The winners of Europe's premier award for journalism in the field of human rights and development - the Lorenzo Natali Prize - became the toast of international journalism for their committed reporting on human rights, democracy and development on Tuesday December 18 when they received cash awards of 10,000 Euro each and a special trophy from Mr. Poul Nielson, EU Commissioner for Development and Humanitarian Aid.
In a special presentation ceremony organised at the International Press Centre, Residence Palace, before an audience of around 100 Brussels-based and foreign journalists, diplomats, European Parliament members and NGO representatives, Mr Nielson praised the journalists for their insight into the reporting of human rights issues within the context of the development process.
The winners are Romain Gubert, of Le Point, France, for his report "The shocking evidence of the Chechen refugees" and Kamau Ngotho, The Sunday Nation, Kenya for "The Pinto Murder." Commended are Teun Voeten, of Vrij Nederland, The Netherlands for "The bitter peace of Sierra Leone" and Ana Lucia Raffo Florez of El Espectador, Colombia for "Displaced persons, a national tragedy." "These articles are powerful examples of the importance of press freedom to democracy", said Mr Nielson.
"This Prize is a clear recognition that Europe understands that democracy and human rights are prerequisites for social and economic development," said Mr Nielson "and a clear recognition of the key role that the press plays in the field."
The Prize was organised by the International Federation of Journalists and Mr Nielson also paid tribute to journalists working in dangerous areas. "Recent tragedies in journalism showed", he said, "that the profession is fraught with dangers." The IFJ announced on Tuesday December 18 that 100 journalists and media workers had been killed during 2001, the highest for six years. "Events like the war in Afghanistan and ongoing conflicts elsewhere in the world bring the need for informed journalism sharply into focus," he said.
Speaking of the winners, Mr Nielson said Romain Gubert's winning entry was an example of subtle reporting with human rights considerations at the centre of its journalism, while Kamau Ngotho's article was waging war against wrongful imprisonment and had led to release of a man jailed for 35 years for a murder he did not commit. Congratulations to the Lorenzo Natali winners were also received from Mary Robinson, the United Nations Human Rights Commissioner.

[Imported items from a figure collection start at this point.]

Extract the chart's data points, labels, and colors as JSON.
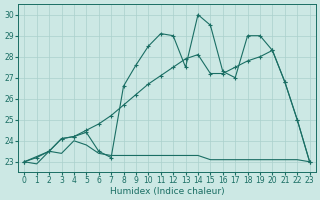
{
  "bg_color": "#cce8e4",
  "grid_color": "#aad0cc",
  "line_color": "#1a6e64",
  "xlabel": "Humidex (Indice chaleur)",
  "xlim": [
    -0.5,
    23.5
  ],
  "ylim": [
    22.5,
    30.5
  ],
  "yticks": [
    23,
    24,
    25,
    26,
    27,
    28,
    29,
    30
  ],
  "xticks": [
    0,
    1,
    2,
    3,
    4,
    5,
    6,
    7,
    8,
    9,
    10,
    11,
    12,
    13,
    14,
    15,
    16,
    17,
    18,
    19,
    20,
    21,
    22,
    23
  ],
  "line_flat_x": [
    0,
    1,
    2,
    3,
    4,
    5,
    6,
    7,
    8,
    9,
    10,
    11,
    12,
    13,
    14,
    15,
    16,
    17,
    18,
    19,
    20,
    21,
    22,
    23
  ],
  "line_flat_y": [
    23.0,
    22.9,
    23.5,
    23.4,
    24.0,
    23.8,
    23.4,
    23.3,
    23.3,
    23.3,
    23.3,
    23.3,
    23.3,
    23.3,
    23.3,
    23.1,
    23.1,
    23.1,
    23.1,
    23.1,
    23.1,
    23.1,
    23.1,
    23.0
  ],
  "line_diag_x": [
    0,
    1,
    2,
    3,
    4,
    5,
    6,
    7,
    8,
    9,
    10,
    11,
    12,
    13,
    14,
    15,
    16,
    17,
    18,
    19,
    20,
    21,
    22,
    23
  ],
  "line_diag_y": [
    23.0,
    23.2,
    23.5,
    24.1,
    24.2,
    24.5,
    24.8,
    25.2,
    25.7,
    26.2,
    26.7,
    27.1,
    27.5,
    27.9,
    28.1,
    27.2,
    27.2,
    27.5,
    27.8,
    28.0,
    28.3,
    26.8,
    25.0,
    23.0
  ],
  "line_zigzag_x": [
    0,
    2,
    3,
    4,
    5,
    6,
    7,
    8,
    9,
    10,
    11,
    12,
    13,
    14,
    15,
    16,
    17,
    18,
    19,
    20,
    21,
    22,
    23
  ],
  "line_zigzag_y": [
    23.0,
    23.5,
    24.1,
    24.2,
    24.4,
    23.5,
    23.2,
    26.6,
    27.6,
    28.5,
    29.1,
    29.0,
    27.5,
    30.0,
    29.5,
    27.3,
    27.0,
    29.0,
    29.0,
    28.3,
    26.8,
    25.0,
    23.0
  ]
}
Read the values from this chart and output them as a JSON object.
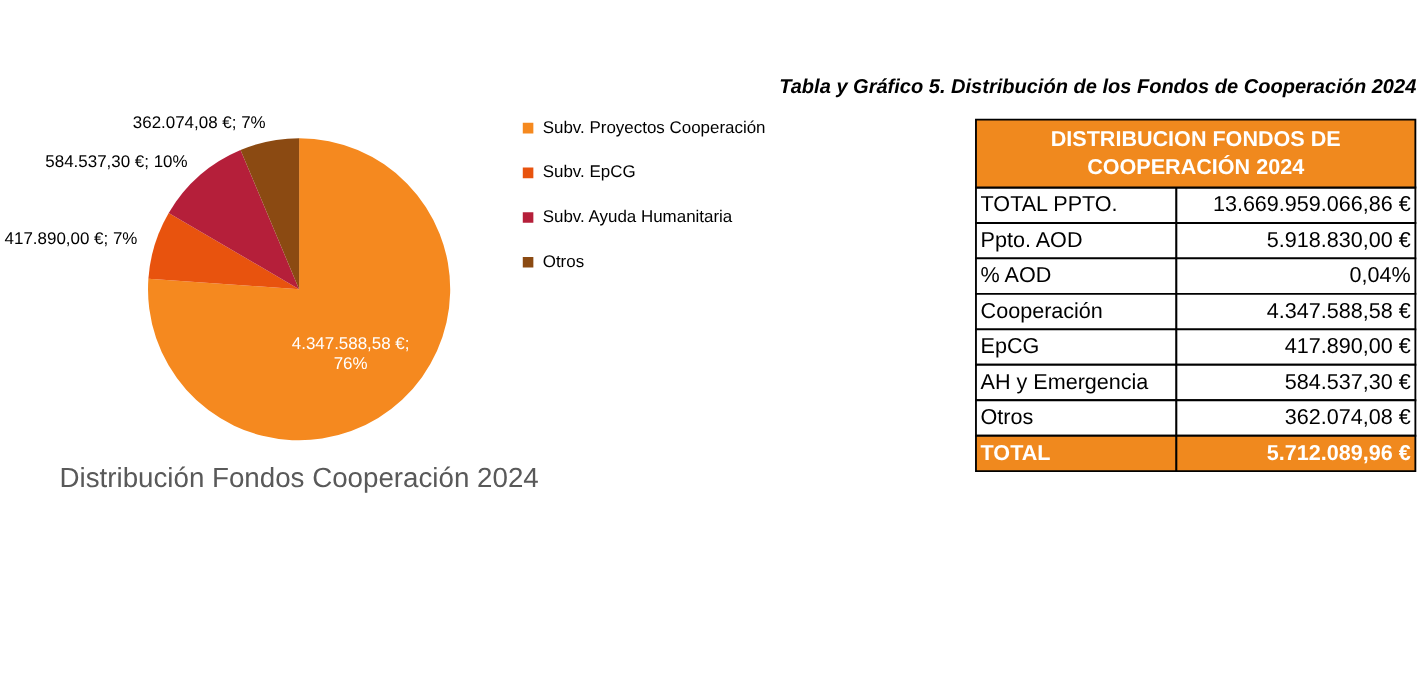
{
  "chart_data": [
    {
      "type": "pie",
      "title": "Distribución Fondos Cooperación 2024",
      "categories": [
        "Subv. Proyectos Cooperación",
        "Subv. EpCG",
        "Subv. Ayuda Humanitaria",
        "Otros"
      ],
      "values": [
        4347588.58,
        417890.0,
        584537.3,
        362074.08
      ],
      "value_labels": [
        "4.347.588,58 €; 76%",
        "417.890,00 €; 7%",
        "584.537,30 €; 10%",
        "362.074,08 €; 7%"
      ],
      "colors": [
        "#f5891f",
        "#e8530e",
        "#b51f3a",
        "#8b4a12"
      ],
      "legend": "right"
    },
    {
      "type": "other",
      "title": "Tabla y Gráfico 5. Distribución de los Fondos de Cooperación 2024",
      "subtitle": "DISTRIBUCION FONDOS DE COOPERACIÓN 2024",
      "categories": [
        "TOTAL PPTO.",
        "Ppto. AOD",
        "% AOD",
        "Cooperación",
        "EpCG",
        "AH y Emergencia",
        "Otros",
        "TOTAL"
      ],
      "value_labels": [
        "13.669.959.066,86 €",
        "5.918.830,00 €",
        "0,04%",
        "4.347.588,58 €",
        "417.890,00 €",
        "584.537,30 €",
        "362.074,08 €",
        "5.712.089,96 €"
      ]
    }
  ]
}
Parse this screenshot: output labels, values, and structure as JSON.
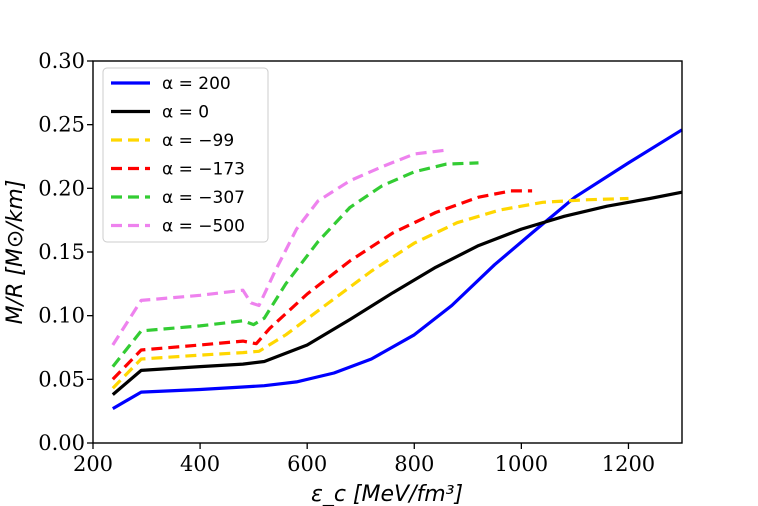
{
  "chart_data": {
    "type": "line",
    "xlabel": "ε_c [MeV/fm³]",
    "ylabel": "M/R [M⊙/km]",
    "xlim": [
      200,
      1300
    ],
    "ylim": [
      0.0,
      0.3
    ],
    "xticks": [
      "200",
      "400",
      "600",
      "800",
      "1000",
      "1200"
    ],
    "yticks": [
      "0.00",
      "0.05",
      "0.10",
      "0.15",
      "0.20",
      "0.25",
      "0.30"
    ],
    "grid": false,
    "legend_position": "top-left",
    "series": [
      {
        "name": "α = 200",
        "color": "#0000ff",
        "dash": "solid",
        "x": [
          237,
          290,
          400,
          480,
          520,
          580,
          650,
          720,
          800,
          870,
          950,
          1020,
          1100,
          1200,
          1300
        ],
        "y": [
          0.027,
          0.04,
          0.042,
          0.044,
          0.045,
          0.048,
          0.055,
          0.066,
          0.085,
          0.108,
          0.14,
          0.165,
          0.193,
          0.22,
          0.246
        ]
      },
      {
        "name": "α = 0",
        "color": "#000000",
        "dash": "solid",
        "x": [
          237,
          290,
          400,
          480,
          520,
          600,
          680,
          760,
          840,
          920,
          1000,
          1080,
          1160,
          1240,
          1300
        ],
        "y": [
          0.038,
          0.057,
          0.06,
          0.062,
          0.064,
          0.077,
          0.097,
          0.118,
          0.138,
          0.155,
          0.168,
          0.178,
          0.186,
          0.192,
          0.197
        ]
      },
      {
        "name": "α = −99",
        "color": "#ffd700",
        "dash": "dashed",
        "x": [
          237,
          290,
          400,
          480,
          510,
          560,
          640,
          720,
          800,
          880,
          960,
          1040,
          1120,
          1200
        ],
        "y": [
          0.043,
          0.066,
          0.069,
          0.071,
          0.072,
          0.085,
          0.11,
          0.135,
          0.157,
          0.173,
          0.183,
          0.189,
          0.191,
          0.192
        ]
      },
      {
        "name": "α = −173",
        "color": "#ff0000",
        "dash": "dashed",
        "x": [
          237,
          290,
          400,
          480,
          505,
          530,
          600,
          680,
          760,
          840,
          920,
          980,
          1020
        ],
        "y": [
          0.05,
          0.073,
          0.077,
          0.08,
          0.078,
          0.09,
          0.117,
          0.143,
          0.165,
          0.181,
          0.193,
          0.198,
          0.198
        ]
      },
      {
        "name": "α = −307",
        "color": "#33cc33",
        "dash": "dashed",
        "x": [
          237,
          290,
          400,
          480,
          500,
          520,
          560,
          620,
          680,
          740,
          800,
          860,
          920
        ],
        "y": [
          0.06,
          0.088,
          0.092,
          0.096,
          0.093,
          0.098,
          0.125,
          0.158,
          0.185,
          0.202,
          0.213,
          0.219,
          0.22
        ]
      },
      {
        "name": "α = −500",
        "color": "#ee82ee",
        "dash": "dashed",
        "x": [
          237,
          290,
          400,
          480,
          495,
          510,
          540,
          580,
          620,
          680,
          740,
          800,
          860
        ],
        "y": [
          0.077,
          0.112,
          0.116,
          0.12,
          0.11,
          0.108,
          0.135,
          0.168,
          0.19,
          0.206,
          0.217,
          0.227,
          0.23
        ]
      }
    ]
  }
}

Aidan White, General Secretary of the IFJ, added his congratulations to the winners and said that the organisation of the Prize - by journalists themselves - underlined the high quality and professionalism of the winning entries. "No matter what some might say, there is much to be proud of in journalism and these colleagues have set standards that others will follow," he said.
The prize-giving ceremony was followed by a debate on the challenge of reporting human rights and development in an age marked by violent conflict and uncertainty addressed by Belgian journalist Colette Braeckman of Le Soir, Jean Robert Goulongana, Secretary General of the African, Carribean and Pacific Group of States, Patricia Kelly, writer and broadcaster, former Bureau Chief of CNN Brussels, John Owen, broadcaster and former Director Freedom Forum, European Office, and, Teun Voeten, writer and photojournalist, New York.
The Natali Prize for Journalism, Excellence in Reporting Human Rights, Democracy and Development, which was the centre piece of the day's events, was established by the countries of the European Union in honour of the late Lorenzo Natali, Vice President of the European Commission with special responsibilities for development issues. The prestigious Prize is awarded each year to print journalists who have demonstrated a striking insight and particular dedication to the reporting of human rights issues within the context of the development process.